As most of you know the
Longewala War Memorial is a reminder of the battle fought with Pakistan in 1971, and a tribute to our military heroes who fought, and many who gave the ultimate sacrifice of their life fighting for their motherland. The battle is remembered for the bravery of those 120 Indian soldiers who held 2000-3000 Pakistani soldiers along with 30-40 tanks from mid-night to dawn before the Indian Airforce could provide support. The Hunter fighter planes which were stationed at Jaisalmer were not fitted with night vision equipment and couldn't provide support till dawn. Just walking around the War Memorial reading about their heroics deeds, their sacrifice will give you goosebumps. In addition, you will find few Pakistani tanks which were captured during the war. You will also realise that the India-Pakistan border is a mere ~15km from the site.
Our next stop was
Tanot Mata mandir, which is 38km from Longewala War memorial as well as is close to the border. Tourists can go beyond till the border, but one need to get the relevant documentation in advance from the District and Military Authorities. For me the temple was quite fascinating. While the temple is quite basic and simple, in my view there are quite a few -
'the only temple'. As in my knowledge this is the only temple with an Indian Flag and a victory pillar. Also, this is the only temple where the daily worship rituals as well as maintenance, is taken care of by the Indian Army. Given its proximity to the border, the temple or I would say the village was bombed heavily by the Pakistani army during the 1965 as well as 1971 war. According to the local folklore, the bombs either missed the target or didn't explode, and those unexploded bombs are still in the showcase of the temple.

As we came out, I found a nail in my new rear tyre but luckily the puncture wasn't resulting in loss of air pressure. So we decided not to disturb it, and get it repaired after reaching Jaisalmer. Our original plan was to look for desert camp in Jaisalmer for the night, but while getting the puncture fixed, the repairman told us that if we want to experience the sand dunes, we should go to Sam Sand Dunes. Luckily Sam is only ~40km from Jaisalmer, and we had some time before sunset. So we drove to Sam and found our overnight stay in one of the Desert Camps for 1800/- per night. The camp was quite basic but it had clean rooms, fresh vegetarian food and great hospitality.

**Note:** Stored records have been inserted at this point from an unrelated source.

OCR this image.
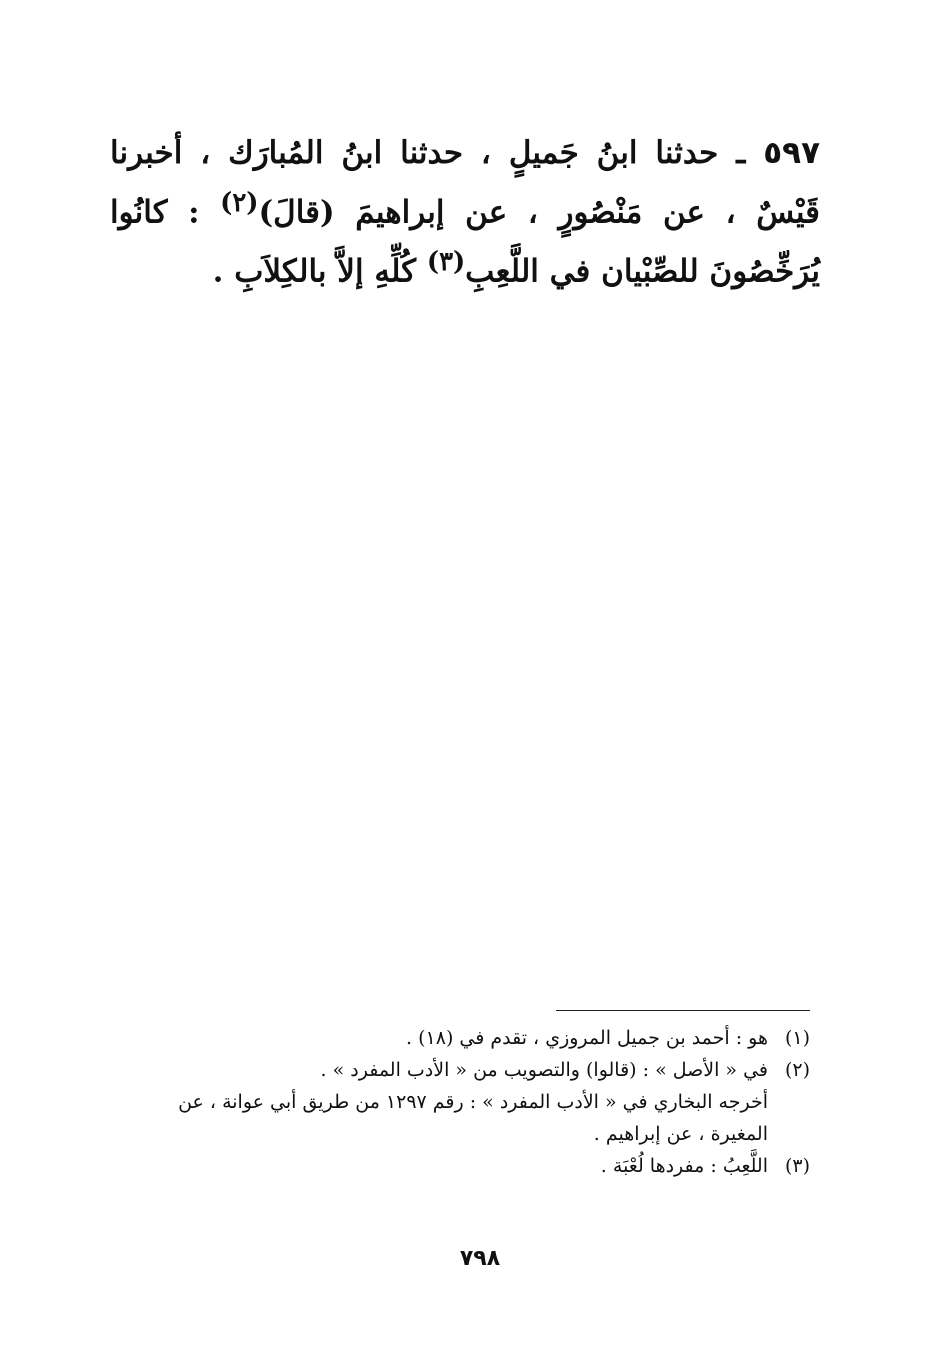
٥٩٧ ـ حدثنا ابنُ جَميلٍ ، حدثنا ابنُ المُبارَك ، أخبرنا قَيْسٌ ، عن مَنْصُورٍ ، عن إبراهيمَ (قالَ)$^{(٢)}$ : كانُوا يُرَخِّصُونَ للصِّبْيان في اللَّعِبِ$^{(٣)}$ كُلِّهِ إلاَّ بالكِلاَبِ .
(١)هو : أحمد بن جميل المروزي ، تقدم في (١٨) .
(٢)في « الأصل » : (قالوا) والتصويب من « الأدب المفرد » .
أخرجه البخاري في « الأدب المفرد » : رقم ١٢٩٧ من طريق أبي عوانة ، عن
المغيرة ، عن إبراهيم .
(٣)اللَّعِبُ : مفردها لُعْبَة .
٧٩٨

Day 5 | Sam Sand dunes, Sonar Fort (Jaisalmer Fort) and then drive to Blue City of India (Jodhpur) : The camp owner provided us with a morning Jeep Safari including a camel ride for additional for 1200/-. So we woke up early the next morning to experience the amazing sunrise in the desert, took our short camel ride and got back for the breakfast.
After breakfast, we checked out and headed to see the 'Sonar Fort' (Golden Fort or Jaisalmer Fort). Between our desert sunrise, breakfast and time it took ride to the fort, we reached the fort at peak tourist hour. Jaisalmer Fort is one of the few 'living fort' in the world, as one-fourth of the population still lives within the fort. In fact, for the better part of the 800 years of the fort's history, the fort was the city. Being a 'living fort' we could ride our bikes quite far inside the fort. While the fort is a sight to behold, it was simply too crowded and that dampened the experience. We could have easily spent 1-2 hours more within the fort but with the increasing crowd and our plan to reach Jodhpur, we left the fort for the next leg of our ride.